Niacin, like thiamin, was first discovered as the cure for a deficiency disease. Pellagra was rampant at the turn of the century claiming 10,000 lives a year. The symptoms of pellagra are known as the 4 D's: dermatitis, dementia, diarrhea, and death. The skin becomes cracked, scaly, and oddly pigmented in the areas that are exposed to sunlight. Lesions also attack the brain and spinal cord, making you confused, disoriented, and can lead to neuritis. Dr. Joseph Goldberger devoted his life to finding a cure for this frightening disease. He linked the cause back to food, and could cure it by changing the patient's diet. He noted that most pellagra sufferers ate mainly cornmeal, which has little available niacin. Adding meat, milk, and eggs to their diet, cured the disease. In 1937 Conrad Elvehjem discovered what it was in these foods that cured pellagra: nicotinic acid.
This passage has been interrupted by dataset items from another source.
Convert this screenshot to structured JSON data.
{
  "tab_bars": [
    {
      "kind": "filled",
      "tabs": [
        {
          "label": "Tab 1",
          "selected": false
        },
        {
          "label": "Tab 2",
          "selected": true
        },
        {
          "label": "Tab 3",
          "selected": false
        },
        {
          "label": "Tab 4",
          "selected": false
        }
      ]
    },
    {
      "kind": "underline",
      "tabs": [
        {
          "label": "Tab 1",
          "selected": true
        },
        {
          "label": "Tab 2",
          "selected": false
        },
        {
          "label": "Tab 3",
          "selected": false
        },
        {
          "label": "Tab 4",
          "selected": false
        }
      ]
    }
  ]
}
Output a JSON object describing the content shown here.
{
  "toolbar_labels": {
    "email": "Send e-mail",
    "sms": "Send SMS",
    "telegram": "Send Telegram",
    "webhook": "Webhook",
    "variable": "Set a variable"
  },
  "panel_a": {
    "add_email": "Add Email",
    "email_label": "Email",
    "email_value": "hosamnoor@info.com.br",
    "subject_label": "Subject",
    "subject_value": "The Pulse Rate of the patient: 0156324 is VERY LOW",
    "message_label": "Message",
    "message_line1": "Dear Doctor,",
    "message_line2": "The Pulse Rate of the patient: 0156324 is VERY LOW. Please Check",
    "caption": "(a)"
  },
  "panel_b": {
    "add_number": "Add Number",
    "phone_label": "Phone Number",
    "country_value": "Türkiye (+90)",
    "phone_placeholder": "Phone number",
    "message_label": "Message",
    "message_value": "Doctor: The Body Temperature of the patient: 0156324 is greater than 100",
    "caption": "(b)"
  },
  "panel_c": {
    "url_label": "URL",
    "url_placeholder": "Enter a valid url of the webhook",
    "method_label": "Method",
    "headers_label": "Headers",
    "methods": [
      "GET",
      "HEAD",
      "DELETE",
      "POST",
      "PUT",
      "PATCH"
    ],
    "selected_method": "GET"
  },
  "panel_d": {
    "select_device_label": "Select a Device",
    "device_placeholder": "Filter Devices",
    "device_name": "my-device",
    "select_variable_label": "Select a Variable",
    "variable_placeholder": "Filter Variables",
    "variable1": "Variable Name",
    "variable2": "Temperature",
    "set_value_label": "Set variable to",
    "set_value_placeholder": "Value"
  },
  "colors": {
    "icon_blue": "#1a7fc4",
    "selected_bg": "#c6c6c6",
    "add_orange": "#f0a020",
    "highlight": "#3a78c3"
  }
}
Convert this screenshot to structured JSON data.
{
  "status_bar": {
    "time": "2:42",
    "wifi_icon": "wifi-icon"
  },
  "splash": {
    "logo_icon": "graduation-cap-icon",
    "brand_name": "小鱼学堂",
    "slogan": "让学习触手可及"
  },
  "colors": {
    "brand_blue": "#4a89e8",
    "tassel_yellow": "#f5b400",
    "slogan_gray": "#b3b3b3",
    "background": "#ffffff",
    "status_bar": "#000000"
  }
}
It was later discovered that pellagra is also a deficiency of the other B vitamins, and could be cured by them as well. Your body can manufacture some niacin from tryptophan, as long as you have adequate amounts of riboflavin, B6, and B12. Many times, the niacin content is listed on food labels, but does not include tryptophan content, thus underestimating the total niacin equivalent. Remember retinol equivalent? Niacin equivalent is basically the same thing, only it takes 60 mg of tryptophan to make 1 mg of niacin. Eggs are very low in niacin, but extremely high in tryptophan, making them high in NE's.
Foods High in Vitamin B3
FOOD NIACIN* TRYPTOPHAN* EQUIVALENTS*
Cow's milk 1.2 mg 673 mg 12.4 mg
Human milk 2.5 mg 443 mg 9.9 mg
Beef, round 24.7 mg 1280 mg 46.0 mg
Whole eggs 0.6 mg 1150 mg 19.8 mg
Salt pork 1.2 mg 61 mg 2.2 mg
Corn grits 1.8 mg 70 mg 3.0 mg
Corn 5.0 mg 106 mg 6.7 mg
Wheat flour, 2.5 mg 297 mg 7.4 mg
* mg/1000 kcal
Some cultures who eat mainly corn have learned to prepare their corn in such a way that it makes the niacin in it available. The Hopi Indians, for example, cook mature corn in an alkaline wood ash, releasing the niacin. Immature seeds contain available niacin, as it helps the seed's metabolism. As the seed matures, the niacin attaches to a carbohydrate, making it impossible for our bodies to absorb it.
You need about 6.6 NE / 1000 kcal and a minimum of 13 NE / day. (Remember that every body is different and needs slightly different amounts of every nutrient.) The average woman eats 27 NE's / day, and the average man eats 41 NE's / day, both well above the RDA.
Too much niacin can be toxic to your liver. Also, the flushing caused by a lot of niacin intake can be hazardous to sufferers of asthma or peptic ulcer disease.